Unfortunately, we’ve seen this form of “forthright” behavior from the Fed far too many times in the last 13 years. (See Related Articles below.) The Fed stonewalled the media for more than two years in court, during and after the financial crash in 2008, refusing to release the details of its bailouts to Wall Street. After a District Court and Appellate Court decision went against it and it should have released the information to the media, a consortium of the banks that were bailed out stonewalled the media further by taking the case to the Supreme Court. Only after the Supreme Court declined to hear the case and Senator Bernie Sanders attached an amendment to the Dodd-Frank financial reform legislation in 2010 ordering an audit by the GAO, did the hideous details finally come out. (See Levy Economics Institute’s “A Detailed Look at the Fed’s Bailout by Funding Facility and Recipient.”)
As millions of Americans lost their jobs and the homes of millions of families were illegally foreclosed by the bailout recipients in the aftermath of the 2008 crisis, the banks were using some of the bailout funds to shower million dollar bonuses on their executives, including those who had a direct hand in creating the toxic subprime instruments that blew up Wall Street and the U.S. economy. (On Wall Street, it’s legal if you can get away with it.)
During yesterday’s hearing, Senator Elizabeth Warren called Powell “a dangerous man” over his deregulation of safeguards at the mega banks on Wall Street. She also dropped the bombshell revelation that she will not be voting for him to have a second term as Fed Chair.
Powell is a dangerous man as the head of the central bank of the United States and his determination to make this trading scandal go away with an internal investigation makes him all the more dangerous. As we previously pointed out, a dozen legal safeguards that should have prevented this trading failed, and the public deserves an independent law enforcement investigation to find out why.
The Fed’s governance and controls to prevent conflicts of interest have been repeatedly criticized by government auditors.
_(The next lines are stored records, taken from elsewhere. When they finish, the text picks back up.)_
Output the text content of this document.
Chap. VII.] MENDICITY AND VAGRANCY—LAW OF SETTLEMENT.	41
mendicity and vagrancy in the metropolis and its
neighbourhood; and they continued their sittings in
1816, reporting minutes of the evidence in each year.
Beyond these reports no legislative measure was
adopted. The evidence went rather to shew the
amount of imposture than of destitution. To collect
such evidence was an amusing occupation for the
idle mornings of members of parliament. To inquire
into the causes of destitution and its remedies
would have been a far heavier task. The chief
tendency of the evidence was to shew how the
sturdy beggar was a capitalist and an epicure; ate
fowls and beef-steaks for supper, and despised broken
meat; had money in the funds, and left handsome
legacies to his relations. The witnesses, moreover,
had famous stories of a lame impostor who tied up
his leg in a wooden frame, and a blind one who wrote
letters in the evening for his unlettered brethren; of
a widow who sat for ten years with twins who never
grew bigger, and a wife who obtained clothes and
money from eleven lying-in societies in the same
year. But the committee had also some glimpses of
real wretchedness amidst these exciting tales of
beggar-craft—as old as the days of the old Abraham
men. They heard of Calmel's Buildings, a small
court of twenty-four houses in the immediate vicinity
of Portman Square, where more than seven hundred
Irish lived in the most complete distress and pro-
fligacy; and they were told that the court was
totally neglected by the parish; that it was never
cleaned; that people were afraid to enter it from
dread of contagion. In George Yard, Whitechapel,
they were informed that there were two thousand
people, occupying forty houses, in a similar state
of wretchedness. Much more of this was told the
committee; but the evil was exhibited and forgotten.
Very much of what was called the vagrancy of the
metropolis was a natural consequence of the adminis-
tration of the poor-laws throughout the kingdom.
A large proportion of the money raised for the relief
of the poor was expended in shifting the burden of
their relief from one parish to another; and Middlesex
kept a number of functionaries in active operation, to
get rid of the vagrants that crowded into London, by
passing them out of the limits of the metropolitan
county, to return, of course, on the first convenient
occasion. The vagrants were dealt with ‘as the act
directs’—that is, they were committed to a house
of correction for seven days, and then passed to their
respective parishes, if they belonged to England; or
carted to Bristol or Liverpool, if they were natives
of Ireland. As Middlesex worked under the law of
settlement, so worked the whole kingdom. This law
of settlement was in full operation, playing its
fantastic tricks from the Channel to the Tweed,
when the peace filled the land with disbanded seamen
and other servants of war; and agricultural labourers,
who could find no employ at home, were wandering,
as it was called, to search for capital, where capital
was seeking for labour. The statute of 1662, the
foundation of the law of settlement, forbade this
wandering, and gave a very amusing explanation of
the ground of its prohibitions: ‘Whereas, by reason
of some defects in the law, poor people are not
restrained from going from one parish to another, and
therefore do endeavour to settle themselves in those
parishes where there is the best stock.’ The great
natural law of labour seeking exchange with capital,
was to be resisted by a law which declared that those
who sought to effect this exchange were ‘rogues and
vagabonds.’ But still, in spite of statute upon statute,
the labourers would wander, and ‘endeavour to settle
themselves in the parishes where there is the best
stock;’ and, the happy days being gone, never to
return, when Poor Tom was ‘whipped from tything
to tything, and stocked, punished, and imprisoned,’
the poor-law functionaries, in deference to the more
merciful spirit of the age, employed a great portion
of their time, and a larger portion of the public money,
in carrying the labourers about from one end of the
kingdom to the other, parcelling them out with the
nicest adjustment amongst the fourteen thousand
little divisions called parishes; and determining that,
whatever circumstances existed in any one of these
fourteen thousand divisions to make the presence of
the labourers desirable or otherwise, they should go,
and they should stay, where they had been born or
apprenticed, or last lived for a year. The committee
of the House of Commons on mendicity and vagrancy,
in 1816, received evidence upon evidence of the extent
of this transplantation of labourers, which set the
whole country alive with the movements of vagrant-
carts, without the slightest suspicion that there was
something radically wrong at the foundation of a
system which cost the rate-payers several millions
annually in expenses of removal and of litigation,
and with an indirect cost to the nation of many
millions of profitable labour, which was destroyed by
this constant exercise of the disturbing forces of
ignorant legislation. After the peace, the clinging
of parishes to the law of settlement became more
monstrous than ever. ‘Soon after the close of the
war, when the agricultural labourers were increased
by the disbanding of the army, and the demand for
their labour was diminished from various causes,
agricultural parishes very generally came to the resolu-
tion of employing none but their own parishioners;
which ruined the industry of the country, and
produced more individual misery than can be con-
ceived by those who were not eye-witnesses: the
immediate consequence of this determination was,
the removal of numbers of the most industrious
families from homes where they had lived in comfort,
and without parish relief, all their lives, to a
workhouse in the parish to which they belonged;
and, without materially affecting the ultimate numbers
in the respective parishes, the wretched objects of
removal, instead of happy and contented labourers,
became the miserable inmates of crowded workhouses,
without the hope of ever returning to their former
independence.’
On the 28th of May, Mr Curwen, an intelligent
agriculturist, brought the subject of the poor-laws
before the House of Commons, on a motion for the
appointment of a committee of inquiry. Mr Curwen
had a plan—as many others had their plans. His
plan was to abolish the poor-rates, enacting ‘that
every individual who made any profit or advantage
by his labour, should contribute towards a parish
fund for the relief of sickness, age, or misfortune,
When the GAO conducted an audit of the Fed’s bailout facilities during and after the 2008 financial crash, it found a litany of defects in how the Fed had operated these programs. Among the criticisms were that two-thirds of the contracts that the Fed awarded to manage its lending facilities were no bid contracts. Worse yet, many of the no-bid contracts went to the very banks that the Fed was bailing out.
As we reported last October, despite JPMorgan Chase being charged with, and admitting to, five felony counts since 2014, the Fed is allowing the bank to be the custodian of more than $2 trillion of the agency Mortgage-Backed Securities that the Fed has been buying up under its QE (Quantitative Easing) programs.
This is a time when we will find out if SEC Chair Gary Gensler and U.S. Attorney General Merrick Garland are prepared to step in and properly serve the interests of the American people and restore credibility to the central bank of the United States.